Automatic Test Data Generation by Constraint Solving

Dec 12, 2011 | Frequently Asked Questions

Conformiq Designer generates test data automatically from system models using something known as “constraint solving”. In this blog post I want to explain how this works. It is actually an FAQ: “where does the test data come from?” Many first-time users are actually confused by the fact that there is no manual test data entry, so I hope I can provide some answers to this frequently occurring question here.

Let’s say we are testing a simple system for calculating your income tax, and that the taxation system has three brackets. For income below $50.000 you pay 10%; for income between $50.000 and $100.000 you pay 25%; and for income above $100.000 you pay 35%. In the traditional, manual test case design approach you would create a test data table that could look something like this:

Income Expected Tax
$0 $0
$25000 $2500
$75000 $11250
$200000 $52500

Creating this table would be a crucial part of the manual test design process. In the Conformiq approach, however, you do not create any test data tables. Instead your model directly replicates the actual, desired system functionality in something like this:

if (income < 50000)
  tax = income * 0.1;
else if (income < 100000)
  tax = 50000 * 0.1 + (income - 50000) * 0.25; /* X */
  tax = 50000 * 0.1 + 50000 * 0.25 + (income - 100000) * 0.35;

This piece of your model describes how your system operates, but it does not describe how to test it. There is no data table or test data provided by a human; you have only the system description.

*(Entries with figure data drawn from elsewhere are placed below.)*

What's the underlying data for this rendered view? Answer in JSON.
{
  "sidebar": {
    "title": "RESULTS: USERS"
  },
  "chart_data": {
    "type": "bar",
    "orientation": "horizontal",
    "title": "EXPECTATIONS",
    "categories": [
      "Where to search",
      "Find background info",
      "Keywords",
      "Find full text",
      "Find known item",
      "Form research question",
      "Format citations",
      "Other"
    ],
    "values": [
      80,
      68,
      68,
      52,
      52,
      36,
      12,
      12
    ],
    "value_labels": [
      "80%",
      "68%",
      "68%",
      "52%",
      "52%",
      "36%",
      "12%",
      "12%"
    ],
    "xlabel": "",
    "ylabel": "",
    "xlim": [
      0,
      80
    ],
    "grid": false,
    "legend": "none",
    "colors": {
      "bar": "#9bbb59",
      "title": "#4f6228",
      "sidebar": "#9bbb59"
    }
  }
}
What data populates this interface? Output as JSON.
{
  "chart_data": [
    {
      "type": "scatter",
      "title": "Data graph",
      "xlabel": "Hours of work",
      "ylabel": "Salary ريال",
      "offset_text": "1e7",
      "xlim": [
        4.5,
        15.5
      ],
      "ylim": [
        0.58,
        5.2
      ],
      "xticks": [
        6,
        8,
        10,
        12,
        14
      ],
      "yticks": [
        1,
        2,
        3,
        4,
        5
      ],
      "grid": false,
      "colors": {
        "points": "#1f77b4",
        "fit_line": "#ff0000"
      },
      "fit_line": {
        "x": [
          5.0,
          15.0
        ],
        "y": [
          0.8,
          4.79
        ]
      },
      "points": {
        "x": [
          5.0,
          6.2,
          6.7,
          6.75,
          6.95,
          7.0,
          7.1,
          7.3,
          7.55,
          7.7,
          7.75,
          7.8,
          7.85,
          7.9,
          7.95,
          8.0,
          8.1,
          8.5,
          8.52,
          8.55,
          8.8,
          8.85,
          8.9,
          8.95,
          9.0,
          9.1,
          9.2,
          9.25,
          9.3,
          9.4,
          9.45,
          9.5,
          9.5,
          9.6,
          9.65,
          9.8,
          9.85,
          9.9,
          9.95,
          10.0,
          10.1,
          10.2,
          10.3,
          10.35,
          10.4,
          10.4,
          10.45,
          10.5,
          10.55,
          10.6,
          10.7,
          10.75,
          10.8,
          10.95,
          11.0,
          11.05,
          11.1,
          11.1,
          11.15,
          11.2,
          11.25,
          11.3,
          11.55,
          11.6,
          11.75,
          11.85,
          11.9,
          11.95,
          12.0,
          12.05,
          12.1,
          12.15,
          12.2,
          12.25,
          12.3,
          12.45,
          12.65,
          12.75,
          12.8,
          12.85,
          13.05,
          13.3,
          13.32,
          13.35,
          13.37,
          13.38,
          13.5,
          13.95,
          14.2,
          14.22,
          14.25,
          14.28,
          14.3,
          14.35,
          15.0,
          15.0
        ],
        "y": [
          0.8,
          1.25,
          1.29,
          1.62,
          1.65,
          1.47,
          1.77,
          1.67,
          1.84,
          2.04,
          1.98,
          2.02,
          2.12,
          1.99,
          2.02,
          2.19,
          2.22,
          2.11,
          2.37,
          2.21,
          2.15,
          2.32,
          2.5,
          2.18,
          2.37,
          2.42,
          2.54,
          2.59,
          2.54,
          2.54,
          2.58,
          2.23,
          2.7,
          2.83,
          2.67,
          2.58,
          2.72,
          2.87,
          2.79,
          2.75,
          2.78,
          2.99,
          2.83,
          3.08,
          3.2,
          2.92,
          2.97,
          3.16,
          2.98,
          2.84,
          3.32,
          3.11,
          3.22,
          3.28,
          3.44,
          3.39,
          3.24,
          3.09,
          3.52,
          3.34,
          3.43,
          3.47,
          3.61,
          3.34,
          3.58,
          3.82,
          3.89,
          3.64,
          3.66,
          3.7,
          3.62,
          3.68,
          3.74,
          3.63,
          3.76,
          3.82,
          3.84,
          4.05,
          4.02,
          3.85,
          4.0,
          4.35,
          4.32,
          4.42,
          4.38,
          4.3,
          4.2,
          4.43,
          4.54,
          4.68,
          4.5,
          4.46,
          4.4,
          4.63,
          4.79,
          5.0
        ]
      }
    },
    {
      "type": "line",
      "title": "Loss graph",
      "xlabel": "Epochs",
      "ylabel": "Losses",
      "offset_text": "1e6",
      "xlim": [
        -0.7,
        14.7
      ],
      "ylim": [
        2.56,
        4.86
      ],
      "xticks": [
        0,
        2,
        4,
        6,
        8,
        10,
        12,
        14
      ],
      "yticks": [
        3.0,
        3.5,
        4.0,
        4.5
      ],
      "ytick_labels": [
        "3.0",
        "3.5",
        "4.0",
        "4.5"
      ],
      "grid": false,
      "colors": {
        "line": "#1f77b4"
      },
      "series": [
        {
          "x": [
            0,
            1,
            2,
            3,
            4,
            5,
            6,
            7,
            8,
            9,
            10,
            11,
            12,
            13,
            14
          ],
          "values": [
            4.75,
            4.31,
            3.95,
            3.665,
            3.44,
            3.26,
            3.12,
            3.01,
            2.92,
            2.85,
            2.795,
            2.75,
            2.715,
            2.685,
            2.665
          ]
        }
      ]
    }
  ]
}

Now, Conformiq Designer generates test cases automatically from this block of model code. The generated test cases contain both actual test inputs as well as expected test outputs. How does this work?

There are three different control flows through the model code, corresponding to the three different taxation brackets. The test generation algorithm in Conformiq Designer attempts to generate at least one test case for every one of those three control flows. Let’s use the bracket $50.000 – $100.000 as an example. Conformiq’s test generation algorithm first observes that in order to be able to reach the line marked by /* X */, it must be that income is $50.000 or above, because otherwise the very first condition is true and the second alternative can be never reached. So the tool logs internally a constraint that states:

  • income >= 50000

Now then it is clear that the second conditional must evaluate to true so the tool logs another constraint that states:

  • income < 100000

It then turns out that there are no further constraints that are needed, so now in order to generate an actual test case for the second taxation bracket, Conformiq Designer needs to internally solve the combined constraint:

  • income >= 50000 and income < 100000

One mechanical way to solve such a simple minimum-maximum constraint is to take the midpoint of the minimum and maximum values, for the solution

  • income = (50000 + 100000) / 2 = 75000

Now that there is a concrete value for the income variable, Conformiq Designer can generate the expected output value by simply executing the model forwards with the chosen value. By this process, the value of the expected tax becomes

  • tax = 50000 * 0.1 + (75000 – 50000) * 0.25 = 11250

So the complete test case has input income set to $75.000 and the expected tax $11.250.

This is obviously a simple example, and in real-life models the constraint systems can be much more complex. They can also contain mixed data types including numbers, strings, records and arrays and so on.

The point of this process is that it actually relieves the human test designer from lots of low-level, error-prone work such as designing individual test data entries. It ensures high coverage and removes lots of risks related to accidentally incorrect test data items.